I know that. It was my parents who taught me that. I always knew Dad missed Luca. That he had heaps of regrets and wished he could find the courage to call and the right words to say when he did.

My dad is a good person. It’s not just pies that run in his family.

It’s this extraordinary kindness, wild loyalty, and na?ve trust. That’s one trait I didn’t inherit.

Kindness, yes, but I’m not na?ve about who I put my faith in.

And the loyalty thing? Unfortunately, that’s ingrained deep, deep in my blood.

My name stems from the Latin word for sweet, but there’s nothing sweet about me if I can’t save my family. I owe everything I am to my parents.

The truth is, I’d do anything to see my dad happy again. I can’t remember a time when he’s had that light in his eyes that my mom talks about so wistfully.

What if doing this small, incredibly irrational thing could bring back some of his joy? If the bakery closes and we have to move on, at least I could truly say I did everything in my power to try to save us.

Even if it means going to some spooky, probably haunted mansion, finding the villain dwelling within, and coming back here with some bullshit apology that never happened.

The likelihood is that I’ll go and get turned away at a set of wrought iron, monstrously spiked gates.
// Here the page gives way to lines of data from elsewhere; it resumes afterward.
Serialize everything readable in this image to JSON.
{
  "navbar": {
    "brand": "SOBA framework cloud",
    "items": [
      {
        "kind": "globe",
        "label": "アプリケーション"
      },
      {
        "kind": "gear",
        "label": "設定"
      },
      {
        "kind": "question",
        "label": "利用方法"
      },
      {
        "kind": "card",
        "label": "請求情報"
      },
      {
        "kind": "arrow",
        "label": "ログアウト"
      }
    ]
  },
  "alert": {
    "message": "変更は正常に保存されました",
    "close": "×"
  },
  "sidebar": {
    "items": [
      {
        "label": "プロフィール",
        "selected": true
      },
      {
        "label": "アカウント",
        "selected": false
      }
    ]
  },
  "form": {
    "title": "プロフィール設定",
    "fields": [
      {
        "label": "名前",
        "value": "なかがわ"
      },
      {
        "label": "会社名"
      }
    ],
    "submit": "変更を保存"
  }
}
It’ll probably be raining. Storming furiously. And even if I shout and rail, I’ll be denied entrance. That’s how things like this go, isn’t it?

Okay, that’s a little too fairytale, but it could be a perfectly bright, sunny day, and the guy’s house could be all sunshine and blue skies and cheerful flowers with statues peeing onto the fake grass and no scary gates or gothic architecture.
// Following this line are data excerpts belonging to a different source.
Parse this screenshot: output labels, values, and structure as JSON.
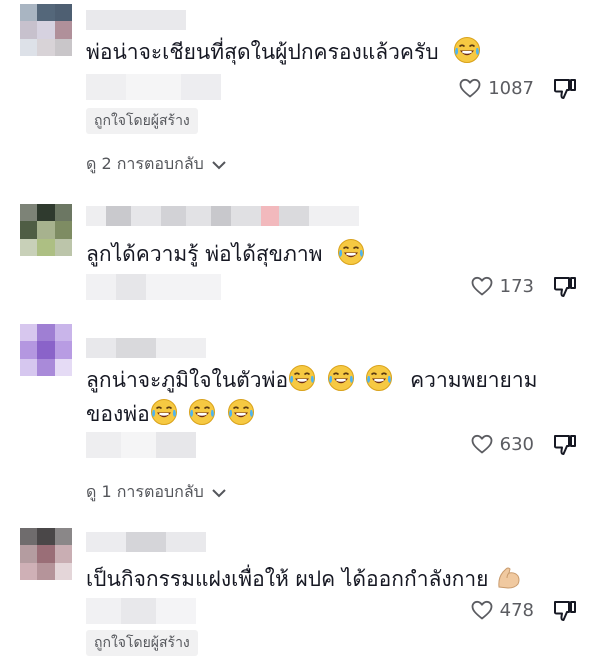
{
  "comments": [
    {
      "text": "พ่อน่าจะเชียนที่สุดในผู้ปกครองแล้วครับ",
      "emoji_count": 1,
      "likes": "1087",
      "badge": "ถูกใจโดยผู้สร้าง",
      "replies": "ดู 2 การตอบกลับ"
    },
    {
      "text": "ลูกได้ความรู้ พ่อได้สุขภาพ",
      "emoji_count": 1,
      "likes": "173"
    },
    {
      "text_line1": "ลูกน่าจะภูมิใจในตัวพ่อ",
      "text_line1_suffix": "ความพยายาม",
      "text_line2": "ของพ่อ",
      "likes": "630",
      "replies": "ดู 1 การตอบกลับ"
    },
    {
      "text": "เป็นกิจกรรมแฝงเพื่อให้ ผปค ได้ออกกำลังกาย",
      "emoji": "flexed-biceps",
      "likes": "478",
      "badge": "ถูกใจโดยผู้สร้าง"
    }
  ],
  "colors": {
    "text": "#161823",
    "secondary": "#5b5c61",
    "badge_bg": "#f1f1f2"
  }
}
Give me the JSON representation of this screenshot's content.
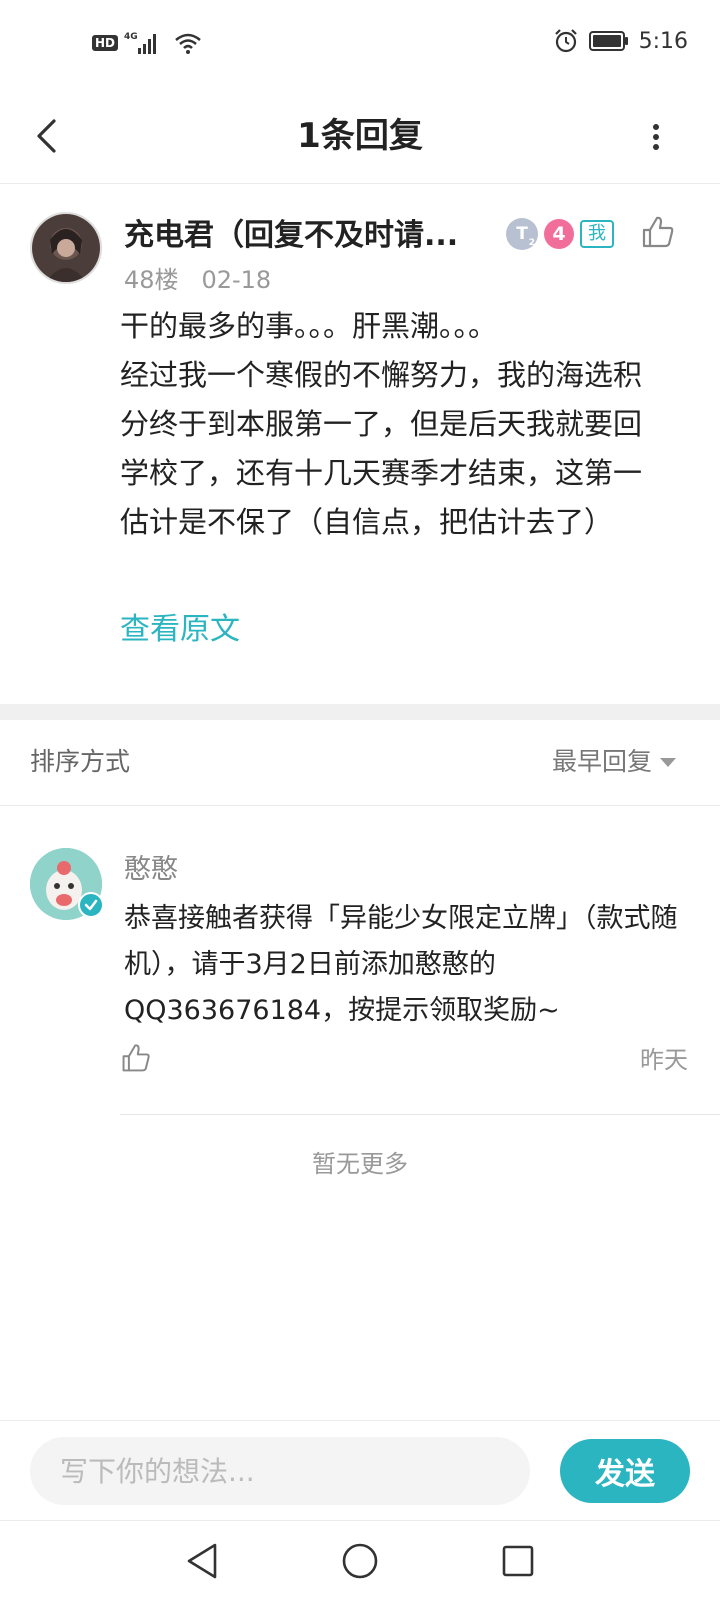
{
  "status_bar": {
    "hd": "HD",
    "network": "4G",
    "time": "5:16",
    "icons": [
      "hd-icon",
      "signal-icon",
      "wifi-icon",
      "alarm-icon",
      "battery-icon"
    ]
  },
  "nav": {
    "title": "1条回复",
    "back_icon": "chevron-left-icon",
    "more_icon": "more-vertical-icon"
  },
  "post": {
    "author": "充电君（回复不及时请...",
    "badge_t": "T",
    "badge_t_sub": "2",
    "badge_level": "4",
    "badge_me": "我",
    "floor": "48楼",
    "date": "02-18",
    "body_lines": [
      "干的最多的事。。。肝黑潮。。。",
      "经过我一个寒假的不懈努力，我的海选积分终于到本服第一了，但是后天我就要回学校了，还有十几天赛季才结束，这第一估计是不保了（自信点，把估计去了）"
    ],
    "view_original": "查看原文"
  },
  "sort": {
    "label": "排序方式",
    "selected": "最早回复"
  },
  "reply": {
    "author": "憨憨",
    "body": "恭喜接触者获得「异能少女限定立牌」（款式随机），请于3月2日前添加憨憨的QQ363676184，按提示领取奖励~",
    "time": "昨天"
  },
  "footer_note": "暂无更多",
  "composer": {
    "placeholder": "写下你的想法...",
    "send_label": "发送"
  },
  "colors": {
    "accent": "#2bb5c0",
    "level_badge": "#f26e9a",
    "muted_text": "#999999"
  }
}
I could come bearing one of our family’s famous pies and still get denied entrance.

It’s a hundred percent likely, given that apparently, the only person to speak to Luca from the outside world in the past few years was that reporter who camped out on his doorstep for a long arse time.
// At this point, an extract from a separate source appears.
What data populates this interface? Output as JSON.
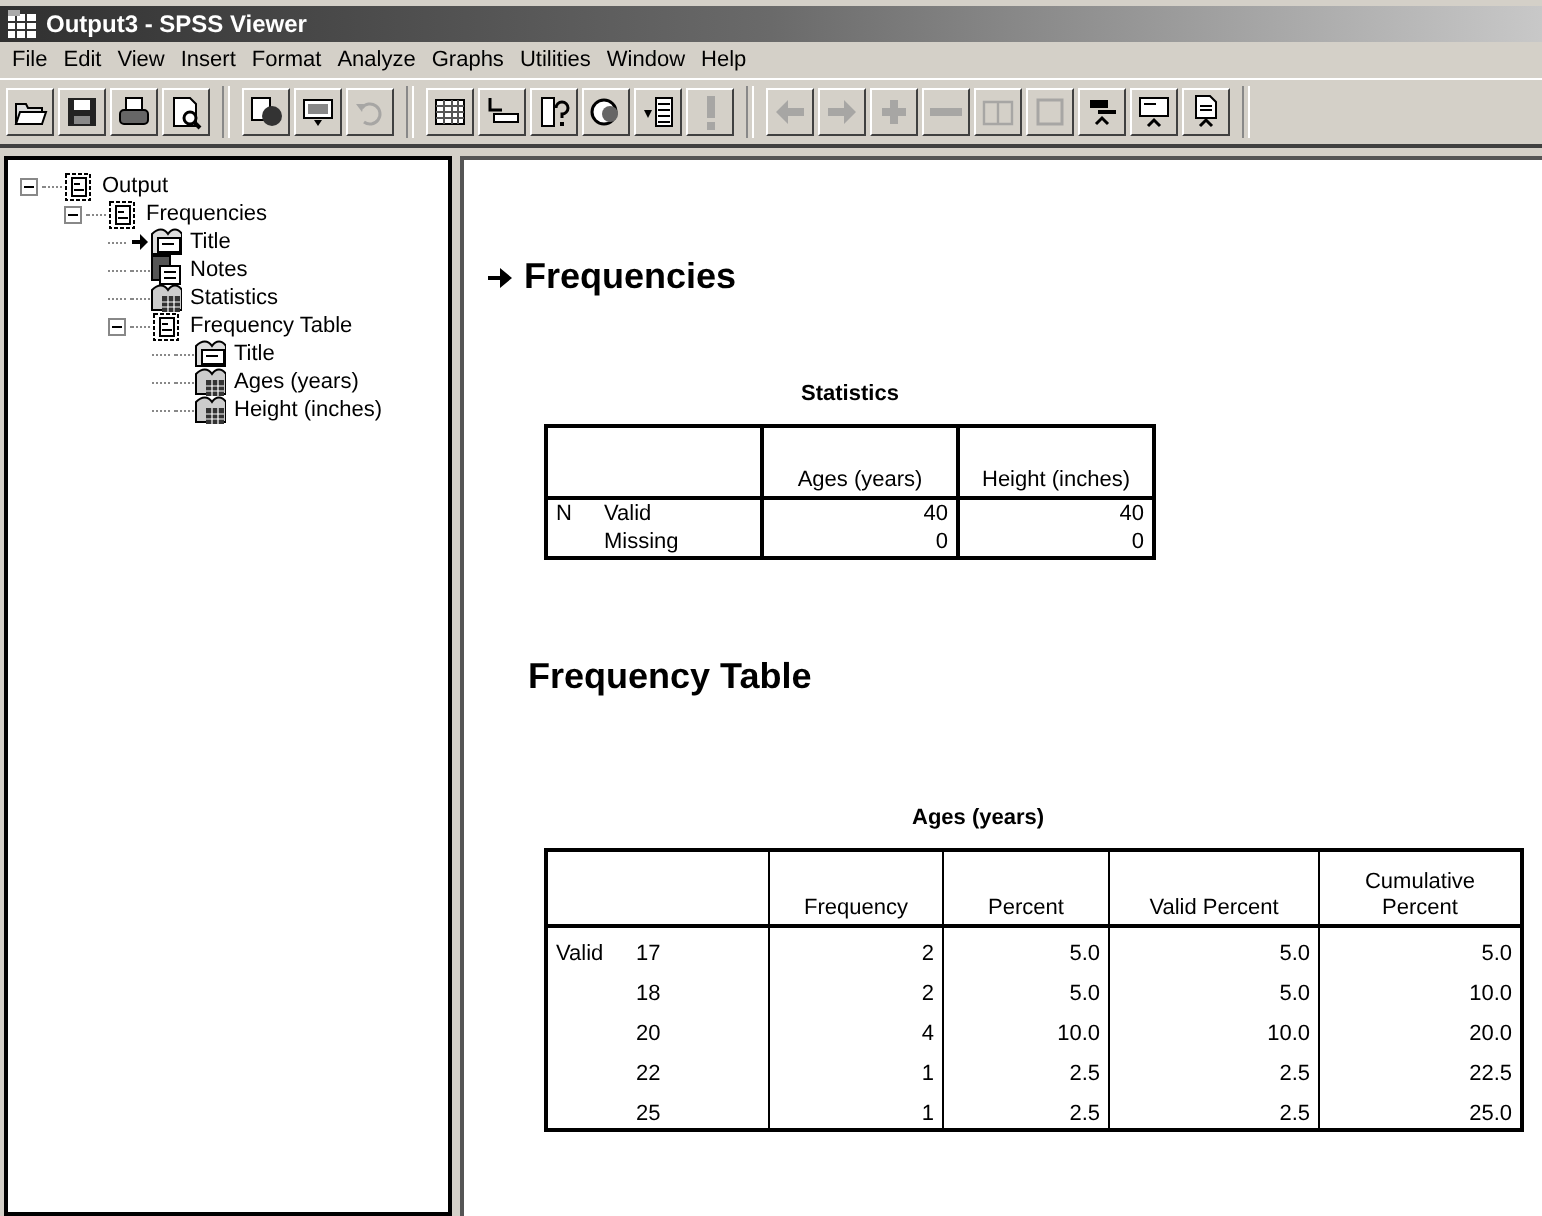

I don’t know how I’m going to do this, but the one thing I do know, as I stare into my father’s dark eyes, which are wet with a sheen of tears again, is that this man is my hero, and I’d do anything for him.

There are smudges of flour all over his apron and a few smears along his cheek, just above the beard net he wears.

For the love of banana cream pies, I already know I’m going to find a way to do this.

The first timer goes off. My dad walks to the bank of ovens and stops it, but he doesn’t remove the pie yet. He inhales deeply, knowing just by scent that it’s not quite done.

“Three more minutes,” I venture.

“Four and forty-two seconds.”

I’m getting closer.

“Dad…” I want to say something. I want to find the perfect words and make him a promise from the depths of my heart, but I trail off, leaving us in silence, with just the hum of the ovens and all our unspent thoughts, spooled-up emotions, the weight of the past, and the shadow of the future.

I swallow thickly. Then, I finally just say, “It’s going to be a pietastic day. ”

On hearing the words that he’s opened with every day for as long as I can remember, his face breaks into a grin, and the lines carved into his forehead smooth ever so slightly.

“Thanks, sweetheart. You’re right. It’s going to be a wonderful day because we’re here, working together as a family.

” My mom will be here soon. She helps out every single day.

For better or worse, this bakery is my heritage. It’s my dad’s, and his dad’s before him.

I know the possible closure isn’t on me. If I do nothing, or if I throw my whole self into this place, I won’t fix the real problem. It won’t give my dad the peace he so desperately needs. Curses aren’t real, but pain is.

So.

All I have to do is book a flight to New York, search out some eccentric billionaire, and make an effort to either get him to come back here or record a heartfelt message from him for my dad. Even that would mean something. It might mean everything.

That’s it.

That’s all I have to do.

Why is it that walking to the ends of the earth carrying one of every pie ever made, all heaped on my shoulders and in some old-fashioned pie cart pulled by a big fantasy creature like a troll, because I like trolls, seems a whole lot easier?